Wührl Lorenz, Pylatiuk Christian, Giersch Matthias, Lapp Florian, von Rintelen Thomas, Balke Michael, Schmidt Stefan, Cerretti Pierfilippo, Meier Rudolf
Institute for Automation and Applied Informatics (IAI), Karlsruhe Institute of Technology (KIT), Karlsruhe, Germany.
Museum für Naturkunde, Center for Integrative Biodiversity Discovery, Leibniz-Institut für Evolutions- und Biodiversitätsforschung, Berlin, Germany.
Mol Ecol Resour. 2022 May;22(4):1626-1638. doi: 10.1111/1755-0998.13567. Epub 2021 Dec 23.
Invertebrate biodiversity remains poorly understood although it comprises much of the terrestrial animal biomass, most species and supplies many ecosystem services. The main obstacle is specimen-rich samples obtained with quantitative sampling techniques (e.g., Malaise trapping). Traditional sorting requires manual handling, while molecular techniques based on metabarcoding lose the association between individual specimens and sequences and thus struggle with obtaining precise abundance information. Here we present a sorting robot that prepares specimens from bulk samples for barcoding. It detects, images and measures individual specimens from a sample and then moves them into the wells of a 96-well microplate. We show that the images can be used to train convolutional neural networks (CNNs) that are capable of assigning the specimens to 14 insect taxa (usually families) that are particularly common in Malaise trap samples. The average assignment precision for all taxa is 91.4% (75%-100%). This ability of the robot to identify common taxa then allows for taxon-specific subsampling, because the robot can be instructed to only pick a prespecified number of specimens for abundant taxa. To obtain biomass information, the images are also used to measure specimen length and estimate body volume. We outline how the DiversityScanner can be a key component for tackling and monitoring invertebrate diversity by combining molecular and morphological tools: the images generated by the robot become training images for machine learning once they are labelled with taxonomic information from DNA barcodes. We suggest that a combination of automation, machine learning and DNA barcoding has the potential to tackle invertebrate diversity at an unprecedented scale.

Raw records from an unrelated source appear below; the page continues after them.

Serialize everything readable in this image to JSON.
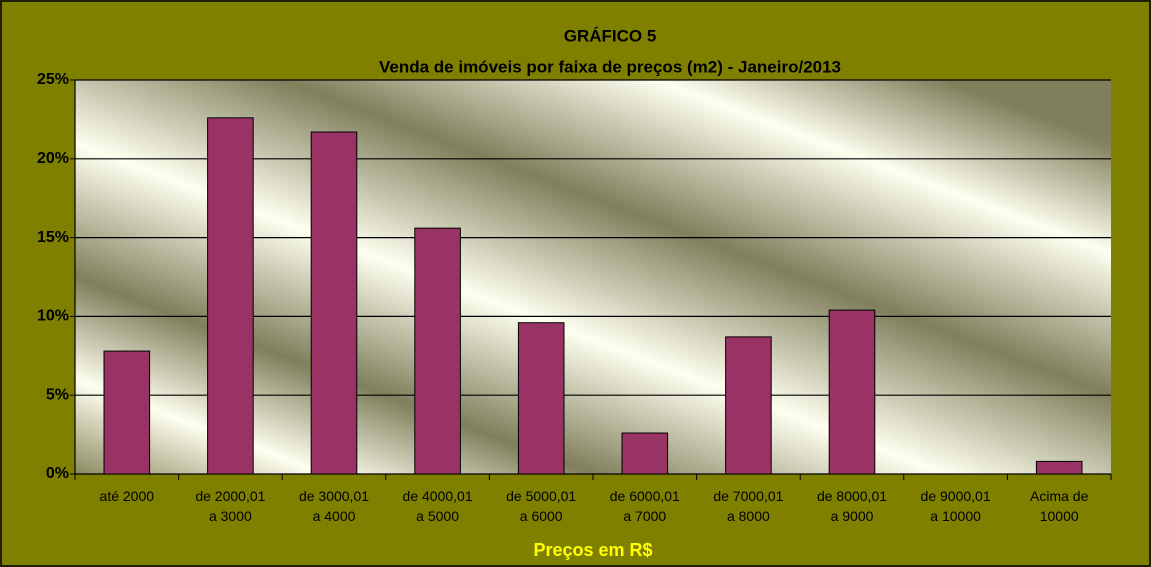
{
  "chart_data": {
    "type": "bar",
    "title": "GRÁFICO 5",
    "subtitle": "Venda de imóveis por faixa de preços (m2) - Janeiro/2013",
    "x_label": "Preços em R$",
    "categories": [
      "até 2000",
      "de 2000,01\na 3000",
      "de 3000,01\na 4000",
      "de 4000,01\na 5000",
      "de 5000,01\na 6000",
      "de 6000,01\na 7000",
      "de 7000,01\na 8000",
      "de 8000,01\na 9000",
      "de 9000,01\na 10000",
      "Acima de\n10000"
    ],
    "values": [
      7.8,
      22.6,
      21.7,
      15.6,
      9.6,
      2.6,
      8.7,
      10.4,
      0,
      0.8
    ],
    "color": "#993366",
    "ylim": [
      0,
      25
    ],
    "yticks": [
      {
        "value": 0,
        "label": "0%"
      },
      {
        "value": 5,
        "label": "5%"
      },
      {
        "value": 10,
        "label": "10%"
      },
      {
        "value": 15,
        "label": "15%"
      },
      {
        "value": 20,
        "label": "20%"
      },
      {
        "value": 25,
        "label": "25%"
      }
    ],
    "grid": true
  }
}
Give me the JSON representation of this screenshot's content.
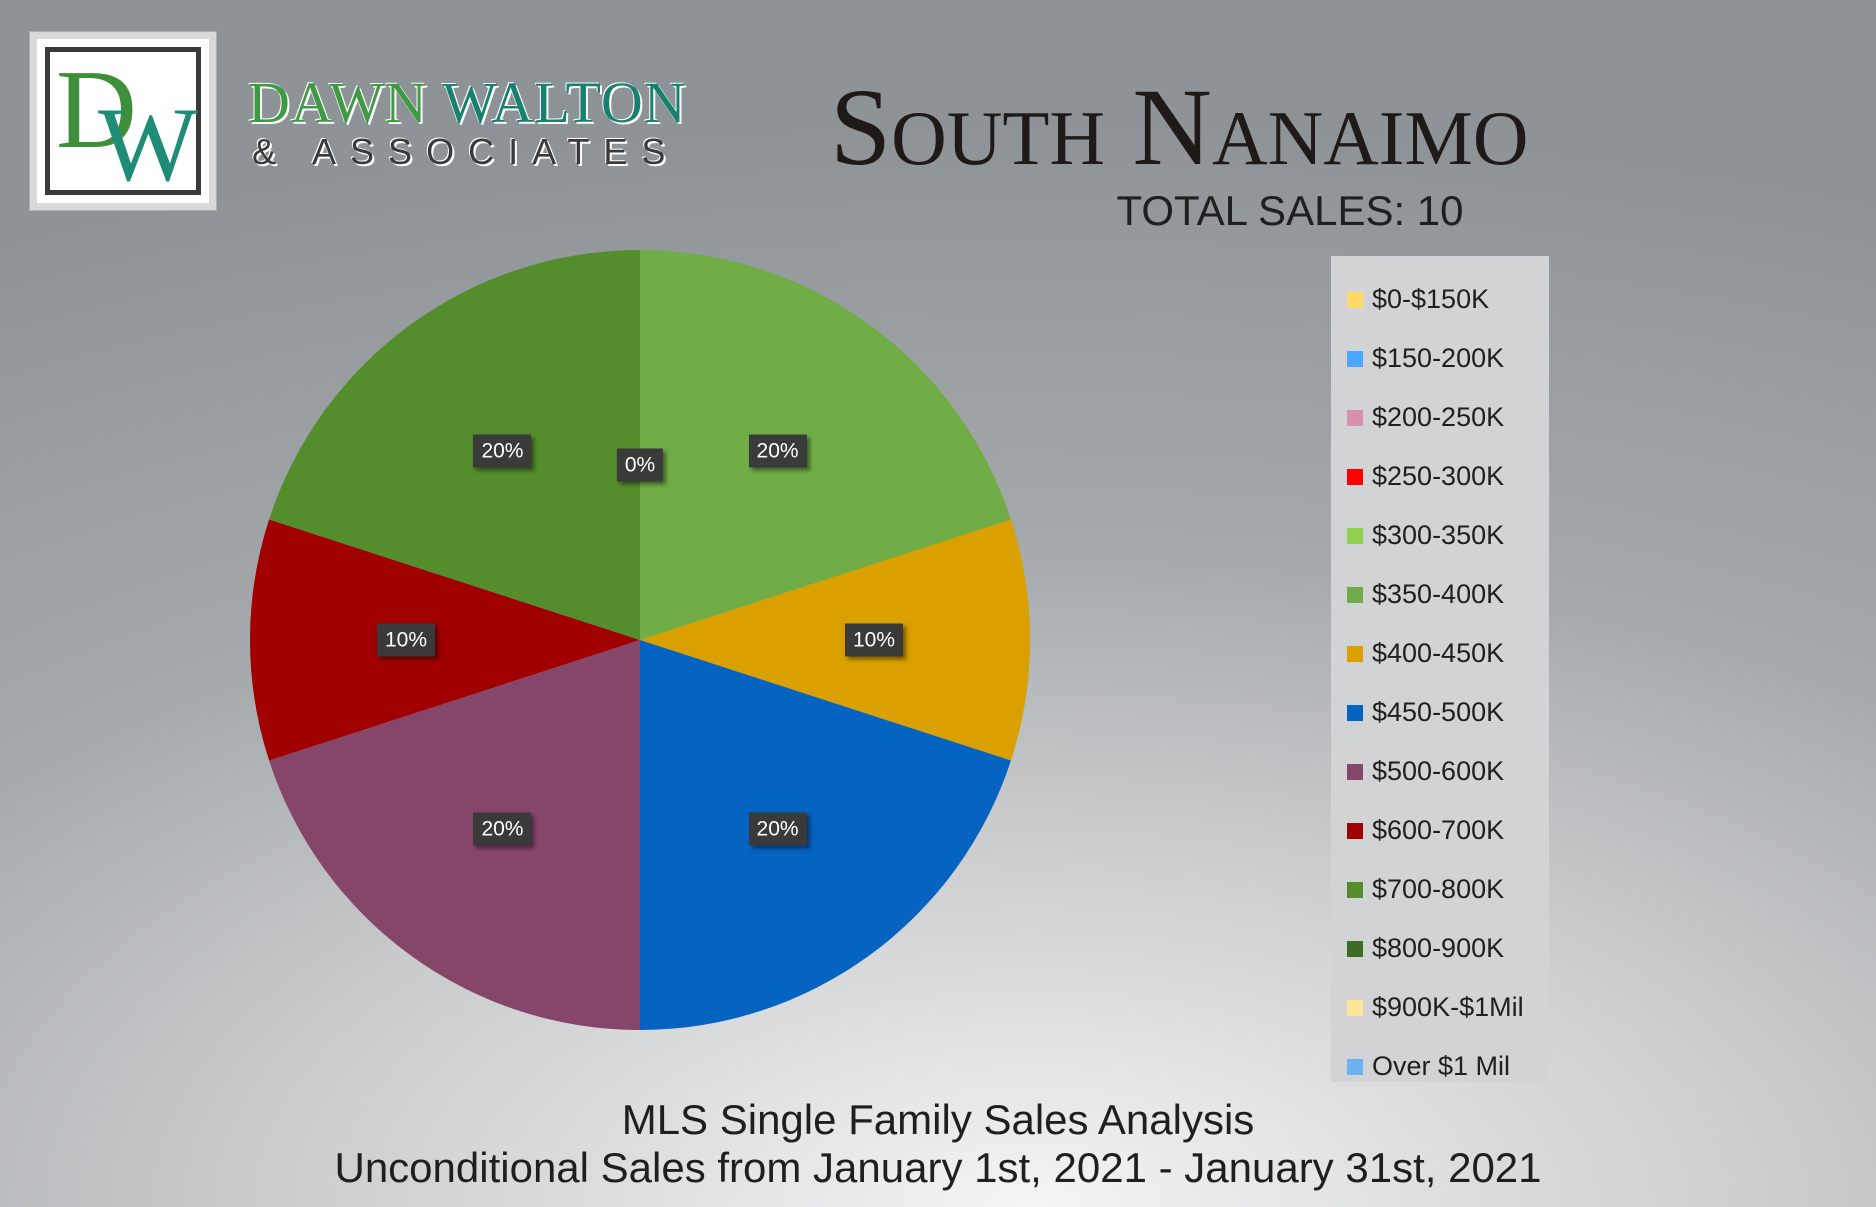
{
  "brand": {
    "logo_letters": "DW",
    "name_line1_a": "DAWN",
    "name_line1_b": "WALTON",
    "name_line2": "& ASSOCIATES"
  },
  "title": "South Nanaimo",
  "total_sales": "TOTAL SALES: 10",
  "footer": {
    "line1": "MLS Single Family Sales Analysis",
    "line2": "Unconditional Sales from January 1st, 2021 - January 31st, 2021"
  },
  "chart_data": {
    "type": "pie",
    "title": "South Nanaimo",
    "legend_position": "right",
    "categories": [
      "$0-$150K",
      "$150-200K",
      "$200-250K",
      "$250-300K",
      "$300-350K",
      "$350-400K",
      "$400-450K",
      "$450-500K",
      "$500-600K",
      "$600-700K",
      "$700-800K",
      "$800-900K",
      "$900K-$1Mil",
      "Over $1 Mil"
    ],
    "values": [
      0,
      0,
      0,
      0,
      0,
      2,
      1,
      2,
      2,
      1,
      2,
      0,
      0,
      0
    ],
    "percent_labels": [
      "0%",
      "",
      "",
      "",
      "",
      "20%",
      "10%",
      "20%",
      "20%",
      "10%",
      "20%",
      "",
      "",
      ""
    ],
    "colors": [
      "#ffd966",
      "#4da6ff",
      "#d98fb0",
      "#ff0000",
      "#8fd14f",
      "#70ad47",
      "#d9a000",
      "#0563c1",
      "#86466a",
      "#a00000",
      "#548d2c",
      "#3e6b22",
      "#ffe699",
      "#6fb1f5"
    ]
  }
}
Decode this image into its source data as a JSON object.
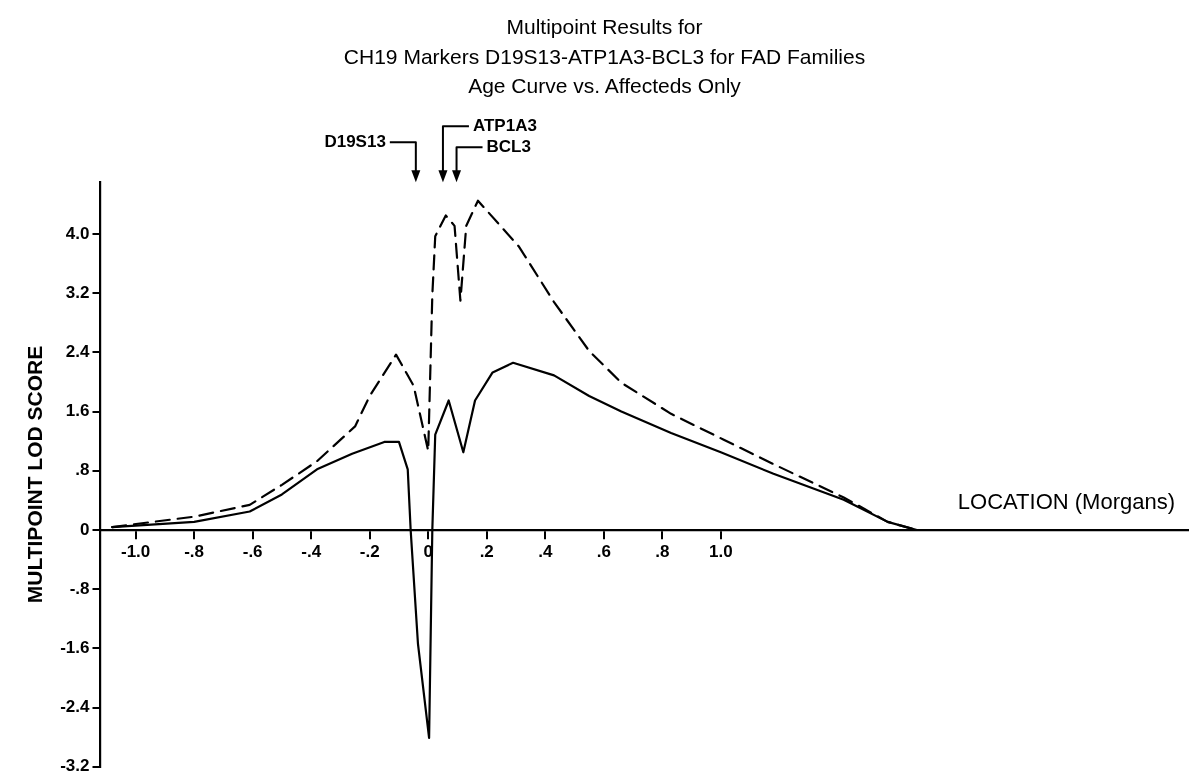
{
  "chart_data": {
    "type": "line",
    "title": "Multipoint Results for\nCH19 Markers D19S13-ATP1A3-BCL3 for FAD Families\nAge Curve vs. Affecteds Only",
    "xlabel": "LOCATION (Morgans)",
    "ylabel": "MULTIPOINT LOD SCORE",
    "xlim": [
      -1.12,
      2.6
    ],
    "ylim": [
      -3.2,
      4.7
    ],
    "xticks": [
      {
        "value": -1,
        "label": "-1.0"
      },
      {
        "value": -0.8,
        "label": "-.8"
      },
      {
        "value": -0.6,
        "label": "-.6"
      },
      {
        "value": -0.4,
        "label": "-.4"
      },
      {
        "value": -0.2,
        "label": "-.2"
      },
      0,
      {
        "value": 0.2,
        "label": ".2"
      },
      {
        "value": 0.4,
        "label": ".4"
      },
      {
        "value": 0.6,
        "label": ".6"
      },
      {
        "value": 0.8,
        "label": ".8"
      },
      {
        "value": 1,
        "label": "1.0"
      }
    ],
    "yticks": [
      {
        "value": 4,
        "label": "4.0"
      },
      3.2,
      2.4,
      1.6,
      {
        "value": 0.8,
        "label": ".8"
      },
      0,
      {
        "value": -0.8,
        "label": "-.8"
      },
      -1.6,
      -2.4,
      -3.2
    ],
    "grid": false,
    "legend": false,
    "marker": "none",
    "annotations": [
      "D19S13",
      "ATP1A3",
      "BCL3"
    ],
    "series": [
      {
        "color": "#000000",
        "line_style": "solid",
        "x": [
          -1.08,
          -0.8,
          -0.61,
          -0.5,
          -0.38,
          -0.26,
          -0.15,
          -0.1,
          -0.07,
          -0.06,
          -0.035,
          0.003,
          0.014,
          0.024,
          0.07,
          0.12,
          0.16,
          0.22,
          0.29,
          0.43,
          0.55,
          0.66,
          0.83,
          1.0,
          1.18,
          1.42,
          1.57,
          1.67
        ],
        "values": [
          0.04,
          0.11,
          0.25,
          0.48,
          0.82,
          1.03,
          1.19,
          1.19,
          0.82,
          0,
          -1.54,
          -2.81,
          0,
          1.29,
          1.75,
          1.05,
          1.75,
          2.13,
          2.26,
          2.09,
          1.81,
          1.6,
          1.31,
          1.05,
          0.76,
          0.41,
          0.11,
          0
        ]
      },
      {
        "color": "#000000",
        "line_style": "dashed",
        "x": [
          -1.08,
          -0.8,
          -0.61,
          -0.5,
          -0.38,
          -0.25,
          -0.2,
          -0.11,
          -0.05,
          0,
          0.014,
          0.024,
          0.06,
          0.09,
          0.11,
          0.13,
          0.17,
          0.31,
          0.43,
          0.55,
          0.66,
          0.83,
          1.01,
          1.18,
          1.42,
          1.57,
          1.67
        ],
        "values": [
          0.04,
          0.18,
          0.34,
          0.61,
          0.93,
          1.4,
          1.81,
          2.37,
          1.95,
          1.07,
          3.17,
          3.97,
          4.25,
          4.11,
          3.1,
          4.11,
          4.45,
          3.83,
          3.08,
          2.42,
          1.99,
          1.57,
          1.22,
          0.89,
          0.44,
          0.11,
          0
        ]
      }
    ]
  }
}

尽管无脊椎动物生物多样性构成了大部分陆地动物生物量、包含了大多数物种并提供了许多生态系统服务,但人们对其了解仍然很少。主要障碍是通过定量采样技术(如马氏网诱捕)获得的富含标本的样本。传统的分类需要人工操作,而基于宏条形码的分子技术则失去了单个标本与序列之间的关联,因此难以获得精确的丰度信息。在此,我们展示了一种分拣机器人,它能从大量样本中制备用于条形码识别的标本。它能检测、成像并测量样本中的单个标本,然后将它们移入96孔微孔板的孔中。我们表明,这些图像可用于训练卷积神经网络(CNN),该网络能够将标本归类到14个昆虫分类单元(通常为科),这些分类单元在马氏网诱捕样本中尤为常见。所有分类单元的平均归类精度为91.4%(75%-100%)。机器人识别常见分类单元的这种能力随后允许进行特定分类单元的二次抽样,因为可以指示机器人只为丰富的分类单元挑选预先指定数量的标本。为了获得生物量信息,这些图像还用于测量标本长度和估计身体体积。我们概述了通过结合分子和形态学工具,“多样性扫描仪”如何成为解决和监测无脊椎动物多样性的关键组成部分:一旦机器人生成的图像用来自DNA条形码的分类信息进行标记,它们就会成为机器学习的训练图像。我们认为,自动化、机器学习和DNA条形码的结合有潜力以前所未有的规模解决无脊椎动物多样性问题。